The discussion here is that 'Is it positive to have more
globalised clinical trial locations’?
Clinical trial locations are no longer restricted to a handful of
key scientific bases in the UK, US and Europe. In the first of our
occasional series, we look at how this movement has impacted global skills
needs.
The horrific incident at Northwick Park Hospital in 2006 that left
clinical trial lists critically ill not only shocked the British public, it
coincided with a shift change in the type of subjects happy to take part in
certain kinds of drug trials and, more pertinently, where those trials are now
held.
Emerging markets in Japan, Korea, India, Mexico and various
Eastern European countries have radically changed what clinical trials are
happening where, with whom and why.
Local regulations are increasingly stringent and the sheer cost of
running a clinical trial in the UK, France or the US is making it harder to
justify and secure funding.
Moving East is one way of getting round this. Foreign clinical
trials create job opportunities for researchers, scientists and medical
personnel. They can also lead to new therapies being available.

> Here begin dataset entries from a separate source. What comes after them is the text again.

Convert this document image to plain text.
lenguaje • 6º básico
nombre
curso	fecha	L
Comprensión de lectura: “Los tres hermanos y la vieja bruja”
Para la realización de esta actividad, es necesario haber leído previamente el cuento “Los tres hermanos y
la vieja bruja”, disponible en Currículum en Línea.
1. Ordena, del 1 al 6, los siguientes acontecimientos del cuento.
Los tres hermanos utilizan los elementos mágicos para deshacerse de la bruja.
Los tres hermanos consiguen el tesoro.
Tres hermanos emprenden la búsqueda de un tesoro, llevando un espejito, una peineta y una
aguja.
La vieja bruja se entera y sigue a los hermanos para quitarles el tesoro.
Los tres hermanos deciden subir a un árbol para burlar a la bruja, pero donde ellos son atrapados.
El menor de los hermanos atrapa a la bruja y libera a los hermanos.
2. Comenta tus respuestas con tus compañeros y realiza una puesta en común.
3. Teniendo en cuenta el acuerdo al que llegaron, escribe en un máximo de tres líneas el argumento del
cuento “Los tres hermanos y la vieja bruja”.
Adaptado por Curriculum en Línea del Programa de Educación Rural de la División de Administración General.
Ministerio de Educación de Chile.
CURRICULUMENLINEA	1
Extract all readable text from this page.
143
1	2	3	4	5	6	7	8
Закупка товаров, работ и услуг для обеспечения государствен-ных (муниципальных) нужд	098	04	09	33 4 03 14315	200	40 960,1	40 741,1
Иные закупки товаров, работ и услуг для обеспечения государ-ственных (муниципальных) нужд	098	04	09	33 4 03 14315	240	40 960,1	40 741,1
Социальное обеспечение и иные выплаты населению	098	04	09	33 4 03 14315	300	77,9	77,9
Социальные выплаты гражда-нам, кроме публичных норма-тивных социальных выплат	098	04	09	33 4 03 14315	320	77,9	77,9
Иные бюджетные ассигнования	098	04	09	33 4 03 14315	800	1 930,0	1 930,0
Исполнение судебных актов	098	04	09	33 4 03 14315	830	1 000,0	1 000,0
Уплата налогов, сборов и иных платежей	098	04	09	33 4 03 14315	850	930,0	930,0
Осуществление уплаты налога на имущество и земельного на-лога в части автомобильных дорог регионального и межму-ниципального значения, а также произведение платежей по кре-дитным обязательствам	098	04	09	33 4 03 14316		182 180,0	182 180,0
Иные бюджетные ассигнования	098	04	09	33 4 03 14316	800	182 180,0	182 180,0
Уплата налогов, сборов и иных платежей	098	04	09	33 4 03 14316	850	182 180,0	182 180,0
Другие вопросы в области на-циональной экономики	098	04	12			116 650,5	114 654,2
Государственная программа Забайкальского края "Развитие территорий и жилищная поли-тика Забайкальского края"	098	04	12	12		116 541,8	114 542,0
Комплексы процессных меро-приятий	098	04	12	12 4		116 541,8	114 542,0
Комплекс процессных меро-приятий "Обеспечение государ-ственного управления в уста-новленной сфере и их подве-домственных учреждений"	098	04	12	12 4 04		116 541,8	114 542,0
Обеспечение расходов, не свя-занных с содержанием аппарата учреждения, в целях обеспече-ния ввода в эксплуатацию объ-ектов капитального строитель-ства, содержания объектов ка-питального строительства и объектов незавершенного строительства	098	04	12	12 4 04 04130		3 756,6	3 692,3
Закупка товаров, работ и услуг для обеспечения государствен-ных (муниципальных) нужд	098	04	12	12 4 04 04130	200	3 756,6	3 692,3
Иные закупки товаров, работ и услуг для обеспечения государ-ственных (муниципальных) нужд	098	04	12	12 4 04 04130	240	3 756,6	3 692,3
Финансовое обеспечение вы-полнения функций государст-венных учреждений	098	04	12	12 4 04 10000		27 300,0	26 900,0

Some locations make better sense for particular drug tests because
of the prevalence of certain conditions and illnesses in those regions.
Is this a good thing? We know there are real concerns about how
different populations affected by poverty, prevalent diseases etc. may
metabolise drugs differently. How does that affect the skills needed to apply
these study results to medicines on sale elsewhere around the world?
Then there are the regulatory hitches and differences in local
legislations. So do you feel it is positive to have more globalised clinical
trial locations? Are pharma companies exploiting a less aware set of subjects
and are the results always transferrable and reliable?